The boys sat like wooden Indians as the kid walked to the filing cabinets, but their eyes followed his every move. They watched him whip a blank contract out of a cabinet. They watched him walk over and gently lay it on Cagney’s desk. They watched Cagney take up a pen and wave it with a flourish. They’d imagined this scene a million times, and here it was unreeling before their eyes. Only not exactly as they’d expected it to.

“So what are your full names?” Cagney asked.

Ed hesitated for a long moment. Then Johnny shot him a look, and Ed closed his eyes and said, “Horace McCoy.”

“Huh?” Cagney asked.

And, with voice shaking, Ed came out with the truth.

* * *

Horace didn’t laugh at them or try to rub it in. He thanked them for selling his idea, offered to take them for a steak dinner at Chasen’s when he got the check, and finally said, “So can I give you a little advice on how you could make your ideas more palatable to the studios?"

“We’re listening,” Ed said.

And he proceeded to tell them how they could fix numerous of their story ideas and greatly improve their chances of selling them. The canoeing businessmen should tangle with a gang of escaped convicts. The taxi driver could rescue the twelve-year-old girl from a crooked foster father who’s only after her money. The unemployed steel workers who become male strippers could open an orphanage instead. And on and on it went.

The boys were downcast when they returned to their apartment. Johnny went into the kitchen and returned with a bottle of rye and two shot glasses.

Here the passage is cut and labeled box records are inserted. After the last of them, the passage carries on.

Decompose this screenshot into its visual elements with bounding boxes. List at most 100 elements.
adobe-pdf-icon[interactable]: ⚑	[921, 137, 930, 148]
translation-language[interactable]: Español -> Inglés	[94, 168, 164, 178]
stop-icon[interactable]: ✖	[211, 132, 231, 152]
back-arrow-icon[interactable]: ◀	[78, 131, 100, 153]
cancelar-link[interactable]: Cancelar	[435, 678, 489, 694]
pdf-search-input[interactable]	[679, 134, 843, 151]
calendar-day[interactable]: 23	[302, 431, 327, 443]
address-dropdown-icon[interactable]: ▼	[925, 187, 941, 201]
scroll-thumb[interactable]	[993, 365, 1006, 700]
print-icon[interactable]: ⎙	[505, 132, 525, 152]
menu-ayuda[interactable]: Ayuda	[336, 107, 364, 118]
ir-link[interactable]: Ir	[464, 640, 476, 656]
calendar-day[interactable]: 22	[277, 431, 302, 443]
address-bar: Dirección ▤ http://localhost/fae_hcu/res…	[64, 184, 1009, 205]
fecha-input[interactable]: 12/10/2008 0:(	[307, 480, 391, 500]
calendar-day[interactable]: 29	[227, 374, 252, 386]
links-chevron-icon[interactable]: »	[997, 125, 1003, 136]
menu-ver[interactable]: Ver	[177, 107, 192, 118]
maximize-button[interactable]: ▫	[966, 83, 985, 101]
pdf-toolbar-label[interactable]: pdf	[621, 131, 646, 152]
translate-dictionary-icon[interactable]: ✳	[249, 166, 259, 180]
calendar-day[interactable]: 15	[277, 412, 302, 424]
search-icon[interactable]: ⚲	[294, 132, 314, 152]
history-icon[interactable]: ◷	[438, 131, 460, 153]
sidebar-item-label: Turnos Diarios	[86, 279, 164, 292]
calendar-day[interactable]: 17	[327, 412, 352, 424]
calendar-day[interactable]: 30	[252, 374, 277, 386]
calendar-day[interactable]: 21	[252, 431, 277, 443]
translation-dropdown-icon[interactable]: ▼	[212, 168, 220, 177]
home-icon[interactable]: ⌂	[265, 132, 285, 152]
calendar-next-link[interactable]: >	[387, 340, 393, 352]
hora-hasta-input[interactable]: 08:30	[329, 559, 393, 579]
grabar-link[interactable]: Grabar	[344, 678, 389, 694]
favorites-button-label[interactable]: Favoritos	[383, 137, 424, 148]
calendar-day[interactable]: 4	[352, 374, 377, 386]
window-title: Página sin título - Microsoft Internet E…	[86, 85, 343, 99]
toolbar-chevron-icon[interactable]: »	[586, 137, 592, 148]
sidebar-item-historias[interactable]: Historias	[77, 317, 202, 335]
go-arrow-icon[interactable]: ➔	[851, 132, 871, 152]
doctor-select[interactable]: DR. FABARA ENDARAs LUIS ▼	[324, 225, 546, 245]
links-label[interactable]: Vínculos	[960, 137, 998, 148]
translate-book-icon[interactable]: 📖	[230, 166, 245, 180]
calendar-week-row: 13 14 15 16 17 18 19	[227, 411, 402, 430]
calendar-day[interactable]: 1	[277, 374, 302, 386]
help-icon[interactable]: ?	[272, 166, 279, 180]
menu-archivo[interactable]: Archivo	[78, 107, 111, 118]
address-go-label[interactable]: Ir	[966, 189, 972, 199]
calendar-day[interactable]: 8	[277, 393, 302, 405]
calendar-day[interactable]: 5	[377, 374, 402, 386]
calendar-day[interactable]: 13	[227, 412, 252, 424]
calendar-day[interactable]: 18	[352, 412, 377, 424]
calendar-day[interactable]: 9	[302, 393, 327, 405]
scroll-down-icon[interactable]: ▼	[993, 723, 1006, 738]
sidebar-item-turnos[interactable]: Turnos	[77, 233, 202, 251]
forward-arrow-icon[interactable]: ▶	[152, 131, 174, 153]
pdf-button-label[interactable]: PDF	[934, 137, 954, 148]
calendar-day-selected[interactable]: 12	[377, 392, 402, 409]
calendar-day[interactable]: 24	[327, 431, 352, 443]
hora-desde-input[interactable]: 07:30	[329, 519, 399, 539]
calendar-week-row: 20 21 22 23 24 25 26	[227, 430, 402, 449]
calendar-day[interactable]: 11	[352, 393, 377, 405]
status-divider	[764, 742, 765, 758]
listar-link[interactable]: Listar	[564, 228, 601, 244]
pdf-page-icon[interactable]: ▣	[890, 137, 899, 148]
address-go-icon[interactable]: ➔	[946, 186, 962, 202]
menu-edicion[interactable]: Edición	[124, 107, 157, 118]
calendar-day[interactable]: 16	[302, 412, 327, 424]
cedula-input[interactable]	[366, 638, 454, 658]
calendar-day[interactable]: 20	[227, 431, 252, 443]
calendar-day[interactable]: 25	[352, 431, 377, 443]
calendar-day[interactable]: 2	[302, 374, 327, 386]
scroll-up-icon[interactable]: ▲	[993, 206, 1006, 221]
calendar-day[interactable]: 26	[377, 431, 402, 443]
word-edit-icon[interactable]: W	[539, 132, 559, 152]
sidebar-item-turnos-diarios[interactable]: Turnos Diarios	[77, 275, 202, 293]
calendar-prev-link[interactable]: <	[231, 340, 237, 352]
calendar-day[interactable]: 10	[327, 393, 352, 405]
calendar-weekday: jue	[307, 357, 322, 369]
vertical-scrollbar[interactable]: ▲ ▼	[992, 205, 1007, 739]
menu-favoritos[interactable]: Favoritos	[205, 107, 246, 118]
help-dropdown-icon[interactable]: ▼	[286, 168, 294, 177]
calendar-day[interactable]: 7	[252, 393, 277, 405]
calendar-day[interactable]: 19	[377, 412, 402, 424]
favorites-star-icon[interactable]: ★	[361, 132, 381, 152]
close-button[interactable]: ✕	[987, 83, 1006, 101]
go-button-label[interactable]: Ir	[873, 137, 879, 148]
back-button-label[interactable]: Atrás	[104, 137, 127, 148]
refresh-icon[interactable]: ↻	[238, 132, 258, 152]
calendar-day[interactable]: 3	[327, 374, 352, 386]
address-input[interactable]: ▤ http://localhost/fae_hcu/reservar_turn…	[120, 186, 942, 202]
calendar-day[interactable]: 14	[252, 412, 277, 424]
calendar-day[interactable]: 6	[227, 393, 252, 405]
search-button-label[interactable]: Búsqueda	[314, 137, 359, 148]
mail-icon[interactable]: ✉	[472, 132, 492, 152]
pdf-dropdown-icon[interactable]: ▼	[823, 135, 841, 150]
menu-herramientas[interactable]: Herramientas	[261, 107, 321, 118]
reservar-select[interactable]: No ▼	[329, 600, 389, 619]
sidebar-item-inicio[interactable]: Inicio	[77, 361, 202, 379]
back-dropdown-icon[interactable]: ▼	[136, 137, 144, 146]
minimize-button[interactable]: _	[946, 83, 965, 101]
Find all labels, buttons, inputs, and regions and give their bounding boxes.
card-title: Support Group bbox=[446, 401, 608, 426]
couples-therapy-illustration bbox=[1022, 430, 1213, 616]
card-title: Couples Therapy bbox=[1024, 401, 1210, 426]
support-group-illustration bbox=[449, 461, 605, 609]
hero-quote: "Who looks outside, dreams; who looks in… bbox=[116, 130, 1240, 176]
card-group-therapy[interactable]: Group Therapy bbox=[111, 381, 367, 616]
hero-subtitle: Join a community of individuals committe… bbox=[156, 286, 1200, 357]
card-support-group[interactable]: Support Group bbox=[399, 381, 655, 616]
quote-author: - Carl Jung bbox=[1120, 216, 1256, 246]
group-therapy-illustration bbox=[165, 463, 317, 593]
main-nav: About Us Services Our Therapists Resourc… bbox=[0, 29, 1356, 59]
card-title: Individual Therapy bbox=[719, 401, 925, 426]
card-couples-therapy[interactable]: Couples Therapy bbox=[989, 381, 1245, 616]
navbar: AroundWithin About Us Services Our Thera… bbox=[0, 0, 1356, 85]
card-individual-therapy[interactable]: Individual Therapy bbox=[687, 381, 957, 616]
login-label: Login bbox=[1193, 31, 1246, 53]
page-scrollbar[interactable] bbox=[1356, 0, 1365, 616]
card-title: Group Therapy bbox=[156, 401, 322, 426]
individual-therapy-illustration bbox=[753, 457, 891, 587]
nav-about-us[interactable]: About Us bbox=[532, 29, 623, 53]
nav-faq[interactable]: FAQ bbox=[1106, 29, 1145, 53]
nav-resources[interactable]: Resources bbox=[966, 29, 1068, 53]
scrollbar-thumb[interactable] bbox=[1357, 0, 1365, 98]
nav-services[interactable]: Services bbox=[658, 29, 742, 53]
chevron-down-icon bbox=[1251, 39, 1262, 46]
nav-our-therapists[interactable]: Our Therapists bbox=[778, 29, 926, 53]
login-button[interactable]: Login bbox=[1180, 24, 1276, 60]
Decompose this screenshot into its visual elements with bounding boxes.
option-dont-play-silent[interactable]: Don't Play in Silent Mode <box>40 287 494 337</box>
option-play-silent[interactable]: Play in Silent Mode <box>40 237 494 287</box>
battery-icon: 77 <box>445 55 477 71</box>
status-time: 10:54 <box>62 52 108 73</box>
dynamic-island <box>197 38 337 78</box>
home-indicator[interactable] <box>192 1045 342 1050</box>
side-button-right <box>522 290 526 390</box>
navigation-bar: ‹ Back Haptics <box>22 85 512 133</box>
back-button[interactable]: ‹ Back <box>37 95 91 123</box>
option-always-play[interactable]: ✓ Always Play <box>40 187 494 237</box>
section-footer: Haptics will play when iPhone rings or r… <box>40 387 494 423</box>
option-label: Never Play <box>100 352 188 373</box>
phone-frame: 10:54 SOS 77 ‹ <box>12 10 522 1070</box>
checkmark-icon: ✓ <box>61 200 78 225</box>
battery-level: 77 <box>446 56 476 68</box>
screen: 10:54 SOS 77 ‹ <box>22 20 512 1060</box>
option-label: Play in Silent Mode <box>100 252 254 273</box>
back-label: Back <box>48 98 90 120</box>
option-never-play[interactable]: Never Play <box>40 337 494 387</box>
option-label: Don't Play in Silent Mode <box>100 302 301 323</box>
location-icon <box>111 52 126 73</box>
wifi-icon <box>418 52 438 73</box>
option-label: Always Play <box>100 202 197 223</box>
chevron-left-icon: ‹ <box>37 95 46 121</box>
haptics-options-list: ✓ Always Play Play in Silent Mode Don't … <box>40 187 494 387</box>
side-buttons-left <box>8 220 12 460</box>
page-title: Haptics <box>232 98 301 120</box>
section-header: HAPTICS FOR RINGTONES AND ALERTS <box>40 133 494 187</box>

“Poor guy,” Ed said, slamming back a shot.

“How do you figure?” Johnny asked.

“He’s been in this racket too long without a big score,” Ed said. “He’s lost his nerve.”

“But W.C. said...”

“Why do you think he bit on that tired old gangster yarn?” Ed growled. “Because of our pitch!”

Johnny swished the rye in his mouth and ruminated on that. “Sure,” he said. “Hell, if Horses had pitched it himself...”

“That story would never be anything but another novel nobody outside gay Paree ever hears of.”

“I was wondering why the mug would go back to writing novels after breaking into pictures,” Johnny said. “He must know he’s losing it.”

“We kept his career alive, that’s what we did.”

“Yeah. And chiseled ourselves out of a century note.”

They sat drinking silently for a while, then Ed shook his head pityingly. “Imagine trying to pitch the canoe movie without the one scene everybody’ll be talking about.”

“Poor guy,” Johnny said. “I’m just glad we could throw him a bone.”